Queste osservazioni costituiscono una premessa puntuale e stimolante al ragionare oggi sulla prossima ricorrenza del Centocinquantesimo dell´unità d´Italia e sull´andare e venire dello spirito con cui in un paese si considerano alternativamente e diversamente date ed eventi importanti della sua storia: che gli uni vogliono al centro della memoria collettiva e gli altri mal sopportano o addirittura non sopportano affatto. In effetti la celebrazione ufficiale, la sottocelebrazione, la non celebrazione di un evento di grande rilievo politico riflettono un´unità di intenti oppure la sua mancanza.
Avviene che a seconda degli orientamenti prevalenti una data venga prima indicata come degna della venerazione nazionale e in seguito cancellata come inopportuna e da sostituirsi con un´altra di opposto significato. Un esempio. Il 15 ottobre 1930 il consiglio dei ministri decise di cancellare la festività del 20 settembre che celebrava la presa di Porta Pia e la fine del potere temporale dei papi, sostituendola con quella dell´11 febbraio intesa a glorificare la firma dei Patti lateranensi e la conciliazione dello Stato con la Chiesa cattolica.
Ora, qual è la volontà delle istituzioni, a partire dal governo, di ricordare degnamente il 17 marzo 1861? Certo, una macchina delle celebrazioni è stata messa in moto, ma essa è già andata incontro a vari infortuni. Il Presidente della Repubblica non manca di sottolineare la solennità della data ed esorta le parti politiche e gli italiani a raccogliersi intorno ad essa con sentimenti di concordia; ma la Confindustria non desidera che si perda una giornata di lavoro e il ministro della pubblica istruzione ritiene inopportuna una vacanza degli scolari. Della Lega inutile parlare, poiché per essa il 17 marzo è piuttosto un motivo di lutto; e il ministro degli Interni dichiara che quel giorno sarà al suo tavolo di lavoro come ogni giorno.
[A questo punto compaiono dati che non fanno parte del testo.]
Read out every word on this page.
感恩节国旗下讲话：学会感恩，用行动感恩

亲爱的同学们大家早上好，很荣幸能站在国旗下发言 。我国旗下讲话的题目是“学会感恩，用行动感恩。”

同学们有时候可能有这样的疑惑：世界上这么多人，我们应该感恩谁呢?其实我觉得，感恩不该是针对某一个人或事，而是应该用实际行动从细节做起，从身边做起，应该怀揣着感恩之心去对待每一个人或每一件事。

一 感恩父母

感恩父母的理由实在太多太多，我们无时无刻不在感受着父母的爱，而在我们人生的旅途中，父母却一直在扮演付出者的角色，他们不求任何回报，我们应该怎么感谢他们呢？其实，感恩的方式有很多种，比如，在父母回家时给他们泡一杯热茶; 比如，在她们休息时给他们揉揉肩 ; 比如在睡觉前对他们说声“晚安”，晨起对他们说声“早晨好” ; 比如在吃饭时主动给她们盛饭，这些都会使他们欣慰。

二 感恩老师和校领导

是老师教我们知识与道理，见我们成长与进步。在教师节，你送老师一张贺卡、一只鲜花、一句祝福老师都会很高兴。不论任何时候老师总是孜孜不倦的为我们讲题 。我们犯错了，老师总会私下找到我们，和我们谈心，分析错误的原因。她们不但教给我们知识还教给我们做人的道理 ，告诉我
Naturalmente, il problema vero non è se la celebrazione dell´unità debba essere accompagnata o no da un giorno di assenza dalle attività lavorative e scolastiche, che pure non sembrerebbe improprio. Il problema vero è lo stato dello spirito nazionale, che non è in buona salute: per le vicende del Presidente del Consiglio, i rapporti tra gli schieramenti politici, l´influenza che la Lega esercita sull´intero governo e sulla maggioranza parlamentare, le lacerazioni interne al popolo italiano. Giorno di vacanza o no, il 17 marzo potrebbe essere l´occasione per una riflessione seria e intelligentemente critica sul cammino percorso dalla nazione. Di questo, purtroppo, non sembra vi siano confortanti avvisaglie.